May is Mental Health Awareness Month, and this year’s theme, “More Good Days, Together,” has stayed with me throughout my travels in 2026. NCCHC has attended more regional conferences this year to discuss our services and resources, and these conversations with professionals across the country continue to reinforce both the challenges in our field and the importance of working together to address them.
One theme I hear repeatedly from custody professionals is that mental health training often does not prepare staff for what they encounter in the field. Jails and youth facilities face particular challenges because people arrive directly from the community and often remain in custody for only short periods of time. That leaves little time to identify needs, establish treatment plans, and coordinate continuity of care at release.
Many people enter custody with untreated mental health conditions. Screening and continuity of care efforts have improved, but gaps remain when someone has never received treatment or does not disclose symptoms during intake. Those situations create risk for both staff and people in custody.
A significant portion of people in custody experience mental health needs. In fast-moving environments, it is easy to rely too heavily on routine processes. That is why we must continue returning to the basics of screening, training, communication, and collaboration.
Custody and Health Services Screening Processes
Intake sets the tone for everything that follows. The earlier staff identify concerns, the more opportunity there is to make informed decisions about housing, treatment, and reentry planning. Many adverse outcomes trace back to incomplete screening or missed information. Intake must remain an interdisciplinary process, with custody, medical, and mental health staff working together rather than separately.
- Are we asking the right questions and following up when signs or symptoms of mental illness appear?
- Are we relying too heavily on internal records, or are we coordinating with local mental health agencies and collaborating across classification, custody, and health services teams to identify people who need care?
- Does reentry planning begin at intake for people with known treatment needs? Release timelines in jail settings can change quickly, so continuity of care planning must start immediately.
Custody and Health Care Staff Training
Training shapes culture, policy, and practice. Leaders must create environments where staff receive the tools they need to work safely and effectively. Mental health training matters because custody staff often notice changes in behavior before clinical staff do. Staff need the confidence to recognize concerns and request assistance early.
- What training do intake and line staff receive to recognize signs of mental illness and suicide risk?
- How often is training delivered? Is it part of both academy instruction and ongoing in-service education?
- Who develops and delivers the training? Do custody, medical, and mental health teams collaborate on content?
- When in-person training is not possible, are webinars, recorded modules, or learning management systems available?
- Does training address documentation, including referrals, supervisory communication, and actions taken?
Monitoring and Treatment
Communication across disciplines remains essential while someone is in custody. Facilities house people with long-term mental health needs who require ongoing support and coordination. Treatment plans should align with housing decisions, supervision practices, and safety precautions.
At the same time, many suicides and suicide attempts occur in general population settings, not only among people identified as high risk. The correctional environment itself can increase vulnerability, even among people without a documented mental health history.
Continuity of care after release must remain part of treatment planning from the beginning. People may return to the community with little notice, making coordination with community providers essential. Resources differ from community to community, but continuity of care improves outcomes for the individual while also supporting public health and community safety.
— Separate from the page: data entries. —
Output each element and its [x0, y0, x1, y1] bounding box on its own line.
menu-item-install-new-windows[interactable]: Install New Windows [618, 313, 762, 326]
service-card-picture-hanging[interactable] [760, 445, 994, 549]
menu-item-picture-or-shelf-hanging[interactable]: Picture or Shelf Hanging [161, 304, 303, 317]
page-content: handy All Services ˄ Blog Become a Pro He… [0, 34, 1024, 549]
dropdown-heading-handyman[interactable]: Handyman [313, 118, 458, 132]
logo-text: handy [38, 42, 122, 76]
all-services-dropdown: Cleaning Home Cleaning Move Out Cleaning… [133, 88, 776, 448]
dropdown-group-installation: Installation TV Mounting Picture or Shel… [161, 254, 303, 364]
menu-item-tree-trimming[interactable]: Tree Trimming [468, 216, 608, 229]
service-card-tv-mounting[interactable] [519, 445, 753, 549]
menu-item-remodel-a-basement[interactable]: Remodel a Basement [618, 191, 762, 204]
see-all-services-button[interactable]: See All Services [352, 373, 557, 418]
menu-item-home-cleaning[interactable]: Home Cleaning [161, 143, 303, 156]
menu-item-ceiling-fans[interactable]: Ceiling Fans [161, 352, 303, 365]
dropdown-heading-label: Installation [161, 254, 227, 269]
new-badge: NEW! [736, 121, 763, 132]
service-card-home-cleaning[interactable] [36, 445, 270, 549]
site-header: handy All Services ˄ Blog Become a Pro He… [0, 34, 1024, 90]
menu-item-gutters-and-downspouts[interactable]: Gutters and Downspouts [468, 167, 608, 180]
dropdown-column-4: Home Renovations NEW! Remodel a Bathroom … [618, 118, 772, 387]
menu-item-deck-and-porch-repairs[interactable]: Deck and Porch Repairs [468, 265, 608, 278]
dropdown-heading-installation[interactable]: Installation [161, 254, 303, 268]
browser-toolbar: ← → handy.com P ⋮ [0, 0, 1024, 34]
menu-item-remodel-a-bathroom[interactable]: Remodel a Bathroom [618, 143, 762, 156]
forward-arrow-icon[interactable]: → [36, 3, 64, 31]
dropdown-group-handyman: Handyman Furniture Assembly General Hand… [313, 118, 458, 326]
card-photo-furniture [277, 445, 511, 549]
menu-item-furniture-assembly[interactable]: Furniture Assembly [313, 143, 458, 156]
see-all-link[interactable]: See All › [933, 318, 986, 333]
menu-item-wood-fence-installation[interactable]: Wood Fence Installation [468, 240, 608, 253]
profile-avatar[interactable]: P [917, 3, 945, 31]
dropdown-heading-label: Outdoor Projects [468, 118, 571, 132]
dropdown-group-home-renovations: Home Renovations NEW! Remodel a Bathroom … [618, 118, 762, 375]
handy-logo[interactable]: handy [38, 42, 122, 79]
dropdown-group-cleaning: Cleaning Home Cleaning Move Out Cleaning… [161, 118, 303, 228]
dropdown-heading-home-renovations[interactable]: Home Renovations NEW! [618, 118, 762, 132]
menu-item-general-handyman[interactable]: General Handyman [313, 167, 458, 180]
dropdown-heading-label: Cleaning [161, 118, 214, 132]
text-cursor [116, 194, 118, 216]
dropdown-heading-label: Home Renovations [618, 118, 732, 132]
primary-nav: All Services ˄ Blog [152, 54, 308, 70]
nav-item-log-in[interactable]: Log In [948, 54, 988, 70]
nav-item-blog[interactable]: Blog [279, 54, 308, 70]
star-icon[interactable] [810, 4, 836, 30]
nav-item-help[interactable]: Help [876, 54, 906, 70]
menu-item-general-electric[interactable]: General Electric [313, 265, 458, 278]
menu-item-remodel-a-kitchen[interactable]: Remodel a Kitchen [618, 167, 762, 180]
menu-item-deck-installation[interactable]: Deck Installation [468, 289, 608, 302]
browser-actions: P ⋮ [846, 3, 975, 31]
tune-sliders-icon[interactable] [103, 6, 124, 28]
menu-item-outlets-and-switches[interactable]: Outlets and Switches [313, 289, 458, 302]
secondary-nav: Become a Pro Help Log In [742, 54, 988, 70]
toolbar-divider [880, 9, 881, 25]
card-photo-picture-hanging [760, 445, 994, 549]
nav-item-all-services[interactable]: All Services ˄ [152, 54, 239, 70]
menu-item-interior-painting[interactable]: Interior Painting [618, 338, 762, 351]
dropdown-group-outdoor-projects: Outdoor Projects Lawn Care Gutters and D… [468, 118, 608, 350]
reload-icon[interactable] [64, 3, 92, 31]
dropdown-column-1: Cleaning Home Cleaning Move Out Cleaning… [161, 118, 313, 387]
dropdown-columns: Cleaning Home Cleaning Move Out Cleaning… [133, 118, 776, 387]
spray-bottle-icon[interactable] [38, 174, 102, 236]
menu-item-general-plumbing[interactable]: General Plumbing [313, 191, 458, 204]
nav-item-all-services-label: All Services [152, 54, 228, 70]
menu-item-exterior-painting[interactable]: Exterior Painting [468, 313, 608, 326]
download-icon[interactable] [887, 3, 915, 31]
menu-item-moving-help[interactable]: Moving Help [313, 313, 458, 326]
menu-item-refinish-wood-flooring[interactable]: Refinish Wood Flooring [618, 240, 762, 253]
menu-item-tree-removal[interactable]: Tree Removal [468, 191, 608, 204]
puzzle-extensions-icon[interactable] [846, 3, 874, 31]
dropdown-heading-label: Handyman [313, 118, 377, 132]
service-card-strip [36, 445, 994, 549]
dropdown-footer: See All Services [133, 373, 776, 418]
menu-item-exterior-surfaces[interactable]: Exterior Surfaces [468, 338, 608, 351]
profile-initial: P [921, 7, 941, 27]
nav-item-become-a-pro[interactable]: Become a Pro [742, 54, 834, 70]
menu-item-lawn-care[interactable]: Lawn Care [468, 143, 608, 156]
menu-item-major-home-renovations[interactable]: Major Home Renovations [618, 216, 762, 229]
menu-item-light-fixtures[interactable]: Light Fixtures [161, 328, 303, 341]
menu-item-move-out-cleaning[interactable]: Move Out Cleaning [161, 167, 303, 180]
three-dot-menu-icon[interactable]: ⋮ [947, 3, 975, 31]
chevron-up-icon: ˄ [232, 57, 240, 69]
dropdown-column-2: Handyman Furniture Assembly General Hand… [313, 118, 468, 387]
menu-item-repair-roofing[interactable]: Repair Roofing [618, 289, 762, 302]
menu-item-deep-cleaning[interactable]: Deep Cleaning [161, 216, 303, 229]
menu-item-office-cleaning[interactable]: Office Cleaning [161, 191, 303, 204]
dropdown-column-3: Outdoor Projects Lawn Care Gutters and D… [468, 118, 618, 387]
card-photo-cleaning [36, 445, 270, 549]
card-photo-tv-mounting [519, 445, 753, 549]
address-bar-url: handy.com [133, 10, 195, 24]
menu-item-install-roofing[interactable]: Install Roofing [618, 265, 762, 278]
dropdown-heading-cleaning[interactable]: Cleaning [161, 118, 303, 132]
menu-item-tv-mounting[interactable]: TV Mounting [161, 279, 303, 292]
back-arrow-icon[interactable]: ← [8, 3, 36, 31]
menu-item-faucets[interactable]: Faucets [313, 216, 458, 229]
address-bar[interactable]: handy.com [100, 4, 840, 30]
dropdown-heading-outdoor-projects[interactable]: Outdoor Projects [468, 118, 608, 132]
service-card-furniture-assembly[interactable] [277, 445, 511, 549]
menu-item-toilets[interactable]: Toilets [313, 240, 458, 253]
- Does your facility promote a culture of suicide prevention through training, policy, and daily practice?
- Are there clear ways for family members, peers, or others to report concerns when someone may be at risk of self-harm?
- Some agencies provide reporting information on websites, phone systems, or visitation materials.
- Others allow direct access to crisis or suicide prevention resources connected to facility response systems.
- Do staff conduct welfare checks at appropriate and unpredictable intervals, and do those checks meaningfully assess well-being rather than becoming routine tasks?
- Do agencies use self-audits and quality assurance measures to identify gaps before critical incidents occur?
Mental health needs will continue to challenge correctional systems, and we must continue strengthening our approaches to screening, training, treatment, and reentry planning. These efforts affect the safety and well-being of staff, people in custody, and the broader community.
This work is difficult, but collaborative approaches to care save lives, improve outcomes, and strengthen communities.
Richard Forbus, MBA-HCM, CCHP-A, is NCCHC’s vice president of program development.